Deribit Has Lost a Lot of Money
At the time of writing, as much as $28 million in crypto assets have been stolen. The exchange confirmed the incident in a tweet a few weeks ago, claiming that it’s BTC, ETH, and USDC hot wallets had been compromised by malicious actors and inherently drained of the units they were holding. At press time, the company has confirmed that its cold storage wallets remain unaffected. The good news is that roughly 99 percent of all crypto units held by Deribit are placed in cold storage, so the incident could have been much worse.
The company also confirmed in a separate statement that the hack did not directly affect any user accounts, and thus all individuals’ monies remain safe and secure. Even still, Deribit has utilized an insurance policy since it began to cover these kinds of issues. Thus, customers can rest assured that if any funds had been stolen, they would have been instantly replaced. For the time being, the company has temporarily ended all withdrawal services and is conducting a security check of its systems.

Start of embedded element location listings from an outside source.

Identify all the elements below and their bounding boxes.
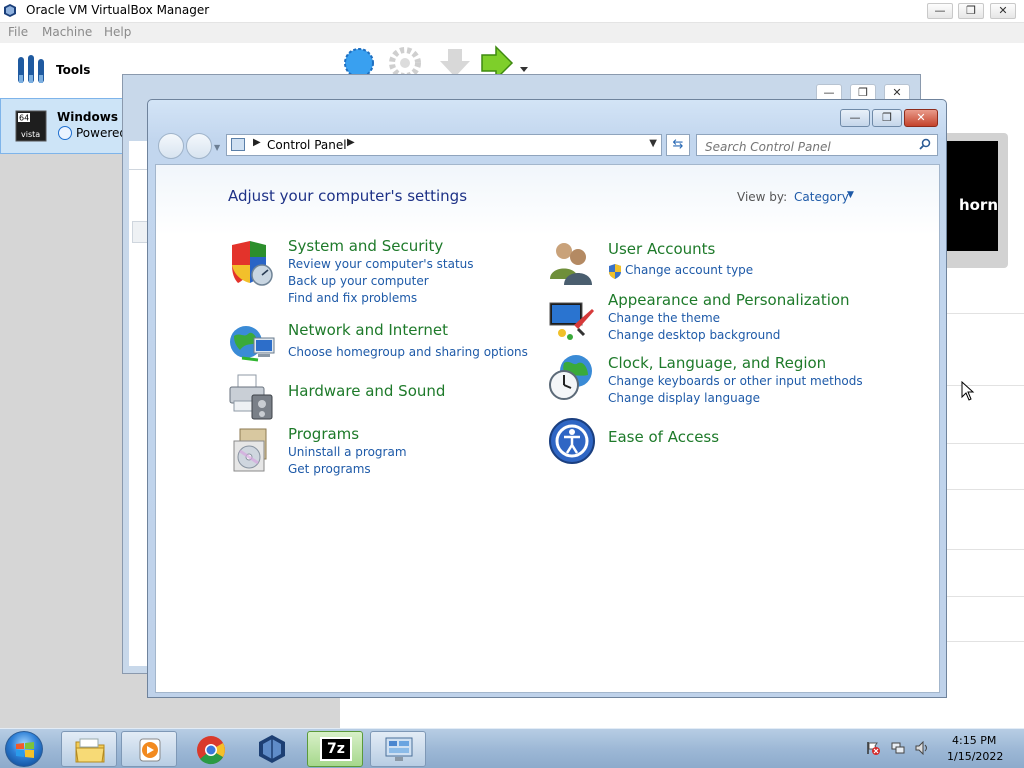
back-button[interactable]: [158, 133, 184, 159]
taskbar: 7z 4:15 PM 1/15/2022: [0, 728, 1024, 768]
uac-shield-icon: [609, 264, 621, 279]
vbox-close-button[interactable]: ✕: [990, 3, 1016, 19]
programs-icon[interactable]: [228, 427, 276, 475]
taskbar-explorer[interactable]: [61, 731, 117, 767]
task-link[interactable]: Uninstall a program: [288, 445, 407, 459]
address-bar[interactable]: ▶ Control Panel ▶ ▼: [226, 134, 662, 156]
discard-icon[interactable]: [440, 49, 470, 77]
7zip-icon: 7z: [320, 737, 352, 761]
power-state-icon: [58, 126, 72, 140]
page-title: Adjust your computer's settings: [228, 187, 468, 205]
category-title[interactable]: Programs: [288, 425, 359, 443]
task-link[interactable]: Review your computer's status: [288, 257, 474, 271]
shield-icon[interactable]: [228, 239, 276, 287]
menu-help[interactable]: Help: [104, 25, 131, 39]
volume-icon[interactable]: [915, 741, 929, 755]
view-by-dropdown[interactable]: Category: [794, 190, 849, 204]
cp-close-button[interactable]: ✕: [904, 109, 938, 127]
forward-button[interactable]: [186, 133, 212, 159]
printer-icon[interactable]: [228, 373, 276, 421]
address-dropdown-icon[interactable]: ▼: [649, 138, 657, 149]
network-globe-icon[interactable]: [228, 320, 276, 368]
category-title[interactable]: Appearance and Personalization: [608, 291, 850, 309]
menu-machine[interactable]: Machine: [42, 25, 92, 39]
taskbar-virtualbox[interactable]: [244, 731, 300, 767]
clock-globe-icon[interactable]: [548, 353, 596, 401]
virtualbox-icon: [259, 735, 285, 763]
category-title[interactable]: Hardware and Sound: [288, 382, 445, 400]
settings-icon[interactable]: [389, 47, 421, 79]
vbox-titlebar: Oracle VM VirtualBox Manager — ❐ ✕: [0, 0, 1024, 23]
control-panel-window: — ❐ ✕ ▼ ▶ Control Panel ▶ ▼ ⇆ Adjust you…: [147, 99, 947, 698]
ease-of-access-icon[interactable]: [548, 417, 596, 465]
breadcrumb-chevron-icon[interactable]: ▶: [253, 137, 261, 148]
task-link[interactable]: Change desktop background: [608, 328, 780, 342]
cp-maximize-button[interactable]: ❐: [872, 109, 902, 127]
menu-file[interactable]: File: [8, 25, 28, 39]
new-vm-icon[interactable]: [344, 48, 374, 78]
vista-os-icon: 64 vista: [15, 110, 47, 142]
task-link[interactable]: Get programs: [288, 462, 371, 476]
taskbar-7zip[interactable]: 7z: [307, 731, 363, 767]
vm-badge-vista: vista: [21, 130, 40, 139]
tools-label: Tools: [56, 63, 91, 77]
media-player-icon: [139, 738, 161, 762]
taskbar-control-panel[interactable]: [370, 731, 426, 767]
folder-icon: [75, 738, 105, 763]
breadcrumb-control-panel[interactable]: Control Panel: [267, 138, 347, 152]
vm-badge-64: 64: [19, 114, 29, 123]
breadcrumb-chevron-icon[interactable]: ▶: [347, 137, 355, 148]
task-link[interactable]: Back up your computer: [288, 274, 429, 288]
search-input[interactable]: [696, 134, 938, 156]
vbox-menubar: File Machine Help: [0, 23, 1024, 43]
vm-preview: horn: [940, 133, 1008, 268]
taskbar-chrome[interactable]: [184, 731, 240, 767]
category-title[interactable]: Network and Internet: [288, 321, 448, 339]
control-panel-icon: [231, 138, 245, 151]
task-link[interactable]: Change keyboards or other input methods: [608, 374, 863, 388]
network-icon[interactable]: [891, 741, 905, 755]
users-icon[interactable]: [548, 239, 596, 287]
view-by-label: View by:: [737, 190, 788, 204]
task-link[interactable]: Change display language: [608, 391, 760, 405]
control-panel-content: Adjust your computer's settings View by:…: [155, 164, 940, 693]
tools-icon: [18, 55, 44, 83]
preview-text: horn: [958, 196, 998, 214]
vbox-window-title: Oracle VM VirtualBox Manager: [26, 3, 210, 17]
recent-pages-icon[interactable]: ▼: [214, 143, 220, 152]
cp-minimize-button[interactable]: —: [840, 109, 870, 127]
action-center-flag-icon[interactable]: [866, 741, 880, 755]
vbox-maximize-button[interactable]: ❐: [958, 3, 984, 19]
mouse-cursor-icon: [961, 381, 975, 401]
refresh-button[interactable]: ⇆: [666, 134, 690, 156]
control-panel-taskbar-icon: [385, 737, 413, 761]
vm-preview-screen: horn: [944, 141, 998, 251]
category-title[interactable]: User Accounts: [608, 240, 715, 258]
task-link[interactable]: Choose homegroup and sharing options: [288, 345, 528, 359]
category-title[interactable]: Clock, Language, and Region: [608, 354, 826, 372]
search-icon[interactable]: [919, 138, 931, 150]
start-button[interactable]: [5, 731, 43, 767]
windows-logo-icon: [16, 742, 34, 758]
task-link[interactable]: Change account type: [625, 263, 753, 277]
taskbar-media-player[interactable]: [121, 731, 177, 767]
chrome-icon: [197, 736, 225, 765]
category-title[interactable]: System and Security: [288, 237, 443, 255]
clock-date[interactable]: 1/15/2022: [947, 750, 1003, 763]
clock-time[interactable]: 4:15 PM: [952, 734, 996, 747]
personalization-icon[interactable]: [548, 295, 596, 343]
task-link[interactable]: Find and fix problems: [288, 291, 417, 305]
view-by-dropdown-icon[interactable]: ▼: [847, 190, 854, 200]
category-title[interactable]: Ease of Access: [608, 428, 719, 446]
virtualbox-logo-icon: [4, 4, 16, 17]
vbox-minimize-button[interactable]: —: [927, 3, 953, 19]
task-link[interactable]: Change the theme: [608, 311, 720, 325]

Crypto exchanges and related businesses have often been the objects of affection of financial thieves, mostly because the crypto space is largely unregulated. There are not many rules in place designed to protect users, and this has been something of a two-sided coin in many ways (pardon the pun). On one hand, digital currency was designed to give all users financial independence and autonomy. Thus, there are no third parties or prying eyes to say what users can and can’t do with their funds.
While some argue that this is what crypto stands for, there are others that claim some level of regulation is necessary to prevent incidents like what has occurred with Deribit. They say some rules are necessary to keep customers safe and ensure their digital currency units remain unaffected.
According to a new report issued by blockchain analysis firm Chainalysis, about $2 billion in digital currency funds have been stolen in 2022 alone, and we still have a month left before the year is over.
Does This Sound Familiar?
There have been several incidents like this in the past. Two big ones that come to mind include Mt. Gox and Coincheck, both of which occurred in Japan approximately four years apart from one another. Mt. Gox occurred in 2014 in the month of February. More than $400 million in BTC units were stolen and very little of that money has ever been given back.
Coincheck saw more than half a billion dollars’ worth of crypto stolen practically overnight in early 2018.